In den letzten Monaten hat sich bei uns einiges getan. Bevor wir im Juli in unsere neue Praxis umgezogen sind, haben wir im Frühling die Software gewechselt. Dadurch haben sich viele Abläufe und Strukturen verändert, die noch optimiert werden müssen. Die Schnittstelle zwischen Administration und dem Physioteam ist eine Herausforderung im Alltag.

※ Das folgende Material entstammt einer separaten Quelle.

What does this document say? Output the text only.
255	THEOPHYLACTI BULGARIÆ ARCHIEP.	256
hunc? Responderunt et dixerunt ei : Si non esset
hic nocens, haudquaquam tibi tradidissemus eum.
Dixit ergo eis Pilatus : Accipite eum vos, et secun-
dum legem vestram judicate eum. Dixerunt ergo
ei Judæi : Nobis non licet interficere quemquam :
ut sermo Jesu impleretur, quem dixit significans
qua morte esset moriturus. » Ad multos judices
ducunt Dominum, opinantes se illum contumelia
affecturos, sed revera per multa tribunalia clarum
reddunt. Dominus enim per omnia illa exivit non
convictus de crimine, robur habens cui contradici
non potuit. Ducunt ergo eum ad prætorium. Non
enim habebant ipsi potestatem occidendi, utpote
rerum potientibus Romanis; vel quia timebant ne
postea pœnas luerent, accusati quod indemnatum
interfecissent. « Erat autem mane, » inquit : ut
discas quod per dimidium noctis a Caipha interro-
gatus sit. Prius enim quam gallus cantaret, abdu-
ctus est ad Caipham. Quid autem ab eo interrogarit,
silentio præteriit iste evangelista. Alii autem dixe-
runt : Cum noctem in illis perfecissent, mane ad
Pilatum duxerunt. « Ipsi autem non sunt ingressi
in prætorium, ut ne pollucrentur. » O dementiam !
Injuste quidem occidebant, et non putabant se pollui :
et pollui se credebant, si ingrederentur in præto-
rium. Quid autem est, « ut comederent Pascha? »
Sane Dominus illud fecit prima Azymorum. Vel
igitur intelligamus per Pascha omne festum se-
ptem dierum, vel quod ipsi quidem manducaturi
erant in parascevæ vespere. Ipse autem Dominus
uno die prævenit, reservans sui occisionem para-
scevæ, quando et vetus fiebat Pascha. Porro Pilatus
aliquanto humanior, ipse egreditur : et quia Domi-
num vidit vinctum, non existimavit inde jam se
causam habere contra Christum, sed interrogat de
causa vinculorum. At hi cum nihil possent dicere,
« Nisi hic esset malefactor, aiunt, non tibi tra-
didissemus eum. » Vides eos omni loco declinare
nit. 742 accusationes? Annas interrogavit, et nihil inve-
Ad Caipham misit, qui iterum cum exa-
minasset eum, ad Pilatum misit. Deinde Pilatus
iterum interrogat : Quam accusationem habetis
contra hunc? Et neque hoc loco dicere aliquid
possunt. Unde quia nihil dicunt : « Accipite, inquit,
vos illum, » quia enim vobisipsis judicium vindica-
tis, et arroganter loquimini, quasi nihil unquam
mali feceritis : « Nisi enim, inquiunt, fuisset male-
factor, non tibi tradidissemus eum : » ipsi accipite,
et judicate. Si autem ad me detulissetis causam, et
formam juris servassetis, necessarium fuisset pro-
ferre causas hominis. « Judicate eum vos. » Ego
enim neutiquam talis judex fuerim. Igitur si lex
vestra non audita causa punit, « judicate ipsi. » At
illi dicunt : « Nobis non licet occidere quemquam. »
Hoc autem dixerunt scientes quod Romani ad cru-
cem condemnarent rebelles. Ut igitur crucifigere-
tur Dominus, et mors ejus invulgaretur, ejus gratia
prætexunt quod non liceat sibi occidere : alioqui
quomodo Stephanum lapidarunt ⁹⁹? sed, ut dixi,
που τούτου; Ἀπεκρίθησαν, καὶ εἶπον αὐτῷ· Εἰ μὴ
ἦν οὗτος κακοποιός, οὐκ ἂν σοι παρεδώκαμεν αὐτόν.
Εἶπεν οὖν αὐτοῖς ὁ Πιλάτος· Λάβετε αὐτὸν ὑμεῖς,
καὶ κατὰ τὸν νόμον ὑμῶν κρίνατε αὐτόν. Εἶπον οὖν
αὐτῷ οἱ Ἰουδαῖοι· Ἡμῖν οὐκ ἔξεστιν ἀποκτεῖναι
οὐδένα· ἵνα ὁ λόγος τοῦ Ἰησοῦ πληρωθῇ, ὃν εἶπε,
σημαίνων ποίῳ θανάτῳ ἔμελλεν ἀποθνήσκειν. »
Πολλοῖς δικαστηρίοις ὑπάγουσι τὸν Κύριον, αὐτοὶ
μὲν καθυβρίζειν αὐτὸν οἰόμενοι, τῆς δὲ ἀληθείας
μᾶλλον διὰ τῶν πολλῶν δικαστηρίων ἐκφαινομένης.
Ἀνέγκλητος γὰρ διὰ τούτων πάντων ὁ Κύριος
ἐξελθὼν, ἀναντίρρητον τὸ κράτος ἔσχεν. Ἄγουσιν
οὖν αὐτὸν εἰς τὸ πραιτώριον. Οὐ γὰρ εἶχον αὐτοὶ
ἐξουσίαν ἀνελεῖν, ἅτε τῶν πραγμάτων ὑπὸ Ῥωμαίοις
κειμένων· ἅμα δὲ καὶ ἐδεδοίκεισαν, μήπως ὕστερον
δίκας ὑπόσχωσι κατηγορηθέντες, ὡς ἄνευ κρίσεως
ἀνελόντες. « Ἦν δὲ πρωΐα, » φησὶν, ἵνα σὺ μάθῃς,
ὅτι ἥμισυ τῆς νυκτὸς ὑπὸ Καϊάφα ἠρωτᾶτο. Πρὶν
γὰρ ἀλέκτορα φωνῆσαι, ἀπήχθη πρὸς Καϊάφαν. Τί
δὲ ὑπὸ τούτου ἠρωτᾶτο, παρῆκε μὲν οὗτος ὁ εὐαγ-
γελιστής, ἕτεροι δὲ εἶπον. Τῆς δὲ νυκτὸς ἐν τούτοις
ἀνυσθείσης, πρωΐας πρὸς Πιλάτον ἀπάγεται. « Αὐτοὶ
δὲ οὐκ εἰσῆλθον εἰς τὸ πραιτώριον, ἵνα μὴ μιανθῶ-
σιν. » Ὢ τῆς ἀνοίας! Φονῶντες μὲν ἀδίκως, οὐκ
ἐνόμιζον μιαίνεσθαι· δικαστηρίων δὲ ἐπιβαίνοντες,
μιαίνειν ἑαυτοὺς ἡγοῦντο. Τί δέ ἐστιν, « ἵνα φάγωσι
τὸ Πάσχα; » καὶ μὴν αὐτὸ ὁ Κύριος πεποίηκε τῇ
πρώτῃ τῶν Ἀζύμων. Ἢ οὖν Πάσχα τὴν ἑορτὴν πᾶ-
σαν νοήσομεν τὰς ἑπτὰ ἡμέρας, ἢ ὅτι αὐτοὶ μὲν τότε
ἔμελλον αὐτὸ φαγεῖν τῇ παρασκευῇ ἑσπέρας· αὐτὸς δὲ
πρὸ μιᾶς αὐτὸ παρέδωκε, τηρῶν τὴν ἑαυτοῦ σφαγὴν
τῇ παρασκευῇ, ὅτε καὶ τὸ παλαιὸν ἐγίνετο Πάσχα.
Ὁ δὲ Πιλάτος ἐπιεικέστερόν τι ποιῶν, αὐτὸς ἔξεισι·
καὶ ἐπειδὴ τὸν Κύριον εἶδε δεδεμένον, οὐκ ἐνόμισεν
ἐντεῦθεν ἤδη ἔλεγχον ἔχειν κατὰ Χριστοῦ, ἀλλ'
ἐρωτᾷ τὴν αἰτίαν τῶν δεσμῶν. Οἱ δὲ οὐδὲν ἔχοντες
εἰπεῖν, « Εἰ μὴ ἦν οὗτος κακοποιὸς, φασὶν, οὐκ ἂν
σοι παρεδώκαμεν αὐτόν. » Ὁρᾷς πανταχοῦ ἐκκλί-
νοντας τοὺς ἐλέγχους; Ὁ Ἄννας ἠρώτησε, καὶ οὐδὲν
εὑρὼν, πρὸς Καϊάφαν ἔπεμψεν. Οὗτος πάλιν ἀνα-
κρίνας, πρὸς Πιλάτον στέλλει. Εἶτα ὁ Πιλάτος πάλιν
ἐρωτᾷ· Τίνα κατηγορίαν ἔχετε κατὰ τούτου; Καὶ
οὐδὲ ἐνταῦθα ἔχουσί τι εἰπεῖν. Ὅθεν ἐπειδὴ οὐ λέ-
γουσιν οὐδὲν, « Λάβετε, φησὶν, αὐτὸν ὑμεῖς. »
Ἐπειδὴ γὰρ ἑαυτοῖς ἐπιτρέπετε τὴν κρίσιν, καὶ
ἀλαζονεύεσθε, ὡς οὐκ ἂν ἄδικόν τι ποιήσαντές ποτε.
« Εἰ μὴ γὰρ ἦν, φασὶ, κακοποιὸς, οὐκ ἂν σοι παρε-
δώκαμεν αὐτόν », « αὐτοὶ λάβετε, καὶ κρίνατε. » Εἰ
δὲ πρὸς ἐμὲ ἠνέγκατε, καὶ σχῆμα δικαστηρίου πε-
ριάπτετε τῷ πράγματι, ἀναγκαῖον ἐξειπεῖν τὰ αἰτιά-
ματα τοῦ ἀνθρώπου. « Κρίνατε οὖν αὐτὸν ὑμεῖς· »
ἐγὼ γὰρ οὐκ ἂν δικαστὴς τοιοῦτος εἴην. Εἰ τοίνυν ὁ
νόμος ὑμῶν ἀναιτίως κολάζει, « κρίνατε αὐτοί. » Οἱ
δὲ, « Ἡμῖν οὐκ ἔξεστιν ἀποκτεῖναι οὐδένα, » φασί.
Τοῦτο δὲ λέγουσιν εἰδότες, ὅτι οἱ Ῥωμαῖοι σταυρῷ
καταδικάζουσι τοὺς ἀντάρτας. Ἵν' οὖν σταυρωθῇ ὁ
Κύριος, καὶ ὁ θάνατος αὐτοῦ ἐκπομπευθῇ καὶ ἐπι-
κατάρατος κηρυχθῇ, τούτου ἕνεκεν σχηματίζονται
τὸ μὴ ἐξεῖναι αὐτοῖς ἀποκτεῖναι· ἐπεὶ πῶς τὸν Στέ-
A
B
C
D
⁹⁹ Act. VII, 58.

Digitales Dokumentieren ist die Zukunft und es braucht zu Beginn etwas Mut und Vertrauen, diesen Schritt zu wagen. Es gibt in einer Praxis nie den optimalen Zeitpunkt für eine solche Umstellung. Daher ist meine Empfehlung: Einen Tag X definieren und dann Schritt für Schritt einzelne Bereiche digitalisieren. Wichtig ist, damit zu beginnen und sich nicht gleich beim ersten Stolperstein entmutigen zu lassen. Ich war zum Beispiel mit vielen Aspekten bei meiner vorherigen Software nicht zufrieden, habe aber dennoch mit der digitalen Dokumentation begonnen. Es kann leichter sein, zuerst nur die Verläufe digital zu dokumentieren, später dann die Befunde, danach allgemeine Dokumente und so weiter – einfach Schritt für Schritt.
Im Moment sind wir dabei, unsere Prozesse zu optimieren und die Assessments weiterzuentwickeln. Das Optimieren hört wohl nie auf.